Salyut Serisi uzay istasyonlarından sonra Sovyetler Mir Uzay İstasyonu’nu geliştirmiştir. 1986 yılında fırlatımına başlanan istasyon insanlığın uzayda uzun süre düzenli olarak yaşadığı ilk uzay araştırma istasyonudur. Soğuk Savaş Dönemi’nin ardından Amerikalı ve diğer ülkelerden astronotların da ziyaretine açılan istasyon, 2001 yılında kapatılmış ve atmosfere girerek yanması sağlanmıştır.
Sovyetlerin bu hamlesi üzerine ABD de uzay istasyonu geliştirmeye başlamıştır. ABD ‘nin ilk ve tek uzay istasyonu Skyla, 1973 yılında uzaya gönderilmiştir. İstasyona ilki aynı yılda olmak üzere üç kerede toplam 9 astronot gönderilmiştir. Bu istasyonda bilimsel çalışmalara yoğunlaşılmış, 2.000 saati aşkın deney yapılmıştır. 1979 yılında ise istasyon, Avustralya’da çöle düşmüştür. ABD ayrıca Mir’in bir kopyası olacak Freedom Uzay İstasyonu’nu planlamış fakat SSCB’nin dağılması ile iş birliği yolu açılmasından planından vazgeçmiştir. 1969’da ortak bir Amerikan-Sovyet Projesi için görüşmeler başlamıştır. Salyut ve Skylab’ın kullanılması reddedilmiş, bunların yerine uzayda kurtarma operasyonları için uygun bir bağlanma mekanizması geliştirilmiştir. 1970’te çalışma grubu oluşturulmuş, 1972’de ise Amerikan-Sovyet Antlaşması imzalanmıştır. Projeye Apollo-Soyuz Test Projesi (ASTP) denmektedir. 17 Haziran 1975 tarihinde Apollo ve Soyuz 19 araçları uzayda kenetlenmiştir. Astronotlar bazı seramonilerden sonra birbirlerinin araçlarına geçerek incelemeler ve deneyler gerçekleştirmişlerdir. Sonra iki araç da ayrılıp kendi yollarına gitmişlerdir. ASTP, Apollo Uzay Araçları’nın son uçuşu olmuştur. Ayrıca ABD, ASTP’den sonra insanlı uçuşlara 1981 yılına kadar ara vermiştir. Aynı zamanda ASTP, ilk uluslararası insanlı uzay uçuşu olma özelliği taşımaktadır.
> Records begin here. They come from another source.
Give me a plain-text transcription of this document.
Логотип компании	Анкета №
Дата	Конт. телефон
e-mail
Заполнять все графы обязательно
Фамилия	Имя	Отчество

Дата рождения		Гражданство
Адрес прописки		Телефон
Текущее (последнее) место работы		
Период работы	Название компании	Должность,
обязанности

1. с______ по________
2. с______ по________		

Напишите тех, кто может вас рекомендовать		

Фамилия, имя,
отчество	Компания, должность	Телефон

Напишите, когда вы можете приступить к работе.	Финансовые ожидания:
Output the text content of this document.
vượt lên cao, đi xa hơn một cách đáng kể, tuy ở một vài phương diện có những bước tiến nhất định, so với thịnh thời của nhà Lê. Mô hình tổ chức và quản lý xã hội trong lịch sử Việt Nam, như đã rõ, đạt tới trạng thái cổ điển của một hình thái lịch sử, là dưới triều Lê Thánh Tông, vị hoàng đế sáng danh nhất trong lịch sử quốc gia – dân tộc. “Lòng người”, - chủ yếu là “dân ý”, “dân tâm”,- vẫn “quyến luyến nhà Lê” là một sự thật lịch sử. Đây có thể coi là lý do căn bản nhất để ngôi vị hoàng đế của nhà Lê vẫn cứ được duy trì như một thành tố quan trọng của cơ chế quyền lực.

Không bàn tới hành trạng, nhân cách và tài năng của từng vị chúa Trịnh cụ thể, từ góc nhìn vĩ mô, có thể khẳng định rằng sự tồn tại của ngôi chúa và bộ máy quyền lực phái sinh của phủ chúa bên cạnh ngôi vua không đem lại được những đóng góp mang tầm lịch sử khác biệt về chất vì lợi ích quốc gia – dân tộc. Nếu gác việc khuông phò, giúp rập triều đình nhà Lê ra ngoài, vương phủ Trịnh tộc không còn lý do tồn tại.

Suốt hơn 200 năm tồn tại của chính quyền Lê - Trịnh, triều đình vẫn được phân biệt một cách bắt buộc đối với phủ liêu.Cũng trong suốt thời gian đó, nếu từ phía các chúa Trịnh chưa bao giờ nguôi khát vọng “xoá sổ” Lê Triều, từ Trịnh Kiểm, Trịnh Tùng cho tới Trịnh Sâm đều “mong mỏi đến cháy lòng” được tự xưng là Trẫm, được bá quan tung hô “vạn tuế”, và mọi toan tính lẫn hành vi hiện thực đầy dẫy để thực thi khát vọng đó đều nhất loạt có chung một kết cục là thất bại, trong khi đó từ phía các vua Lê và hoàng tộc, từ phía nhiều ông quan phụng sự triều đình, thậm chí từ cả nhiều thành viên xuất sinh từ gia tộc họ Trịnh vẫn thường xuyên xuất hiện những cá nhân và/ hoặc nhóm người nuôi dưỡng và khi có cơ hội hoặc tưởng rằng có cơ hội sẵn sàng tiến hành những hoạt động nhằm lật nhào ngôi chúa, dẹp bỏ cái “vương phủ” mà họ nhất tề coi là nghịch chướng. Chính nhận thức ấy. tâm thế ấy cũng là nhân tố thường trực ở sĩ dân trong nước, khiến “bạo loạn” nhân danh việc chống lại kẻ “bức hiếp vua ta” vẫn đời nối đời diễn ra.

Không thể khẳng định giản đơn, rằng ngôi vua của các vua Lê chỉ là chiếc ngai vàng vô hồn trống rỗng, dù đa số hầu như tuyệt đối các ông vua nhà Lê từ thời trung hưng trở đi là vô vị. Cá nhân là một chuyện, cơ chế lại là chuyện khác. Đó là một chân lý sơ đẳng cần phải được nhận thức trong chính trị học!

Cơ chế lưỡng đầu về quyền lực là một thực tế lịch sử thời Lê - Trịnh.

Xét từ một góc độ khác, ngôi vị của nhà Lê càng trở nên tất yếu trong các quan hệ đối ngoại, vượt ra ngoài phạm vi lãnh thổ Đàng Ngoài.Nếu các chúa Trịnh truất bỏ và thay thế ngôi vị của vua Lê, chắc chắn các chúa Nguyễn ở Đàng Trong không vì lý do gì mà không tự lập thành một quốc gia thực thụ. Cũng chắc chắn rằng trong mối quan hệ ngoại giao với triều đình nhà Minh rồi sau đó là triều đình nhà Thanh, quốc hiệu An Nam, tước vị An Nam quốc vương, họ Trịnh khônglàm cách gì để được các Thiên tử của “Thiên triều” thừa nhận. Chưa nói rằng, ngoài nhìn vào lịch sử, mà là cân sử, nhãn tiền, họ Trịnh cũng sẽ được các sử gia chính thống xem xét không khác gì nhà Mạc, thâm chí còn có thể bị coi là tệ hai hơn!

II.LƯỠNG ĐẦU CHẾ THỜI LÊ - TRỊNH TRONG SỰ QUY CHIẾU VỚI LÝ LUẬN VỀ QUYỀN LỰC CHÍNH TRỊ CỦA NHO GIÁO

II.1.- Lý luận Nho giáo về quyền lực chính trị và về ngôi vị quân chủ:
ASTP, iki süper gücün birlikte çalışmasından dolayı Uzay Yarışı’nı bitiren olay olarak görülmektedir. Uzay rekabeti burada sona erse de Soğuk Savaş bir süre daha devam etmiştir.
Uzay Yarışları Dönemi’nde gerçekleşen ve burada bahsedilmeyen bir sürü “ ilk” daha gerçekleşmiştir. İlklerin ve teknolojilerin karşılaştığı bu rekabette tarihte eşi benzeri görülmemiş bir dönem yaşanmıştır. Bu dönemden elde edilen bilgiler ise yıllardır uzay araştırmalarına yarar sağlamaya devam etmektedir.